THEY are the rules that critics say thwart the ambition of smaller clubs to take on the football establishment, while others believe they help cap excess in the richest league in the world.

As the summer transfer window closes, the Profit and Sustainability Regulations of the Premier League are often cited as why clubs chose to transfer or loan players or invest in future academy stars.

Last season, the league acted by fining Everton eight points, Nottingham Forest four points, and charging Manchester City with non-compliance. But how do they apply to a club like Saints after a season away in the English Football League?

The headline number is £105m, being the cumulative value of adjusted losses before tax over a three-year period that clubs need to stay under, but possible penalties can start sooner than that.

A cumulative triennial adjusted loss before tax of more than £15m but below £105m, means a club needs to demonstrate access to “secure funding” through received equity or a legally binding commitment from an equity participant, to recover loss positions from the previous two seasons, and any forecast losses in the next two years.

This means clubs can fund losses through committed equity investment up to this limit.

Otherwise, the league can invoke rule E.17, which could impose a restrictive budget, prohibiting the purchase of new players and the offer of contract extensions to existing players.

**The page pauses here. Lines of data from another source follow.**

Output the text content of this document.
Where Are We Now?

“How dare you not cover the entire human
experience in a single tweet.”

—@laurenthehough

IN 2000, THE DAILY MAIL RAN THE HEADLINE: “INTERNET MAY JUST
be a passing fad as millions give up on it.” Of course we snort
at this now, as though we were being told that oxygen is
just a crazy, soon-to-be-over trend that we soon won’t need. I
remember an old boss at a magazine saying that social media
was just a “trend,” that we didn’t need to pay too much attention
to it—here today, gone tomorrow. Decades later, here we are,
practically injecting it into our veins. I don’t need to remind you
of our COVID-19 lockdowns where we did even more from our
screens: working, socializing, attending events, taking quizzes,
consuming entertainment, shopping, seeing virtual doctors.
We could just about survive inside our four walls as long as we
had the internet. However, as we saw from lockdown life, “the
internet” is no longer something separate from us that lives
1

If cumulative adjusted losses over three years exceed £105m, then rule E.17 can continue to apply, along with a referral to a Disciplinary Commission, the outcome of which could be fines or points deductions.

The £105m threshold has been frozen since 2013, but what is behind the cumulative adjusted loss calculation?

First, if as of 31 March, the sum of a club’s statutory earnings before tax for its two preceding financial years are loss-making, then it must submit a calculation of its “aggregated adjusted earnings before tax” for those years and its forecast for the current season.

Adjusted earnings before tax is statutory profit before tax adjusted to exclude youth development costs, women’s football and community-related expenditure, depreciation and amortisation, other than those related to player registration costs.

These adjustments mean there is no disincentive from spending on the future, but the inclusion of the amortisation of capitalised player transfer and agent fees means big cash outflows will eventually be evenly expensed through profit and loss over the length of players’ contracts.

Previously, longer player agreements were one way to spread the cost, as Chelsea did last summer when they signed Romeo Lavia for an initial £53m for seven years, but last December the league voted to cap amortisation periods to five years.

Another is to renegotiate and extend current contracts prior to expiry, which allows the residual capitalised transfer fees to be amortised over the new longer period along with any new costs.

A heavy statutory loss before tax, at the start of the calculation, is the forerunner of non-compliance with PSR.

Everton, who took six of their eight-point deduction for breaching the limit in the three seasons to 2021-22, made total statutory losses before tax of £299m over the same period.

Meanwhile, Nottingham Forest, who were deducted four points last season, racked up statutory losses before tax in its last three published financial years to 30 June 2023 of £128m.

Meanwhile, their PSR aggregated adjusted loss threshold was reduced from £105m to around £61m because two of those years were spent in the EFL.

Leicester City may still incur penalties in relation to excess losses from their previous three years in the Premier League ending in season 2022-23, where their statutory losses before tax for the same period were £215m.

Southampton would have been closer than other seasons to the £105m threshold for their last three Premier League seasons to 30 June 2023, as the cumulative statutory pre-tax losses of parent group St Mary’s Football Group Limited, for the same period, were around £125m, before adjustments for allowable costs just kept them within the threshold.

Southampton's PSR loss threshold for the three seasons 2022, 2023, 2024 is expected to be lower at £83m to account for one year outside of the top tier, but key profits on player sales like Lavia, Tino Livramento and James Ward-Prowse also occurred in financial year 2024.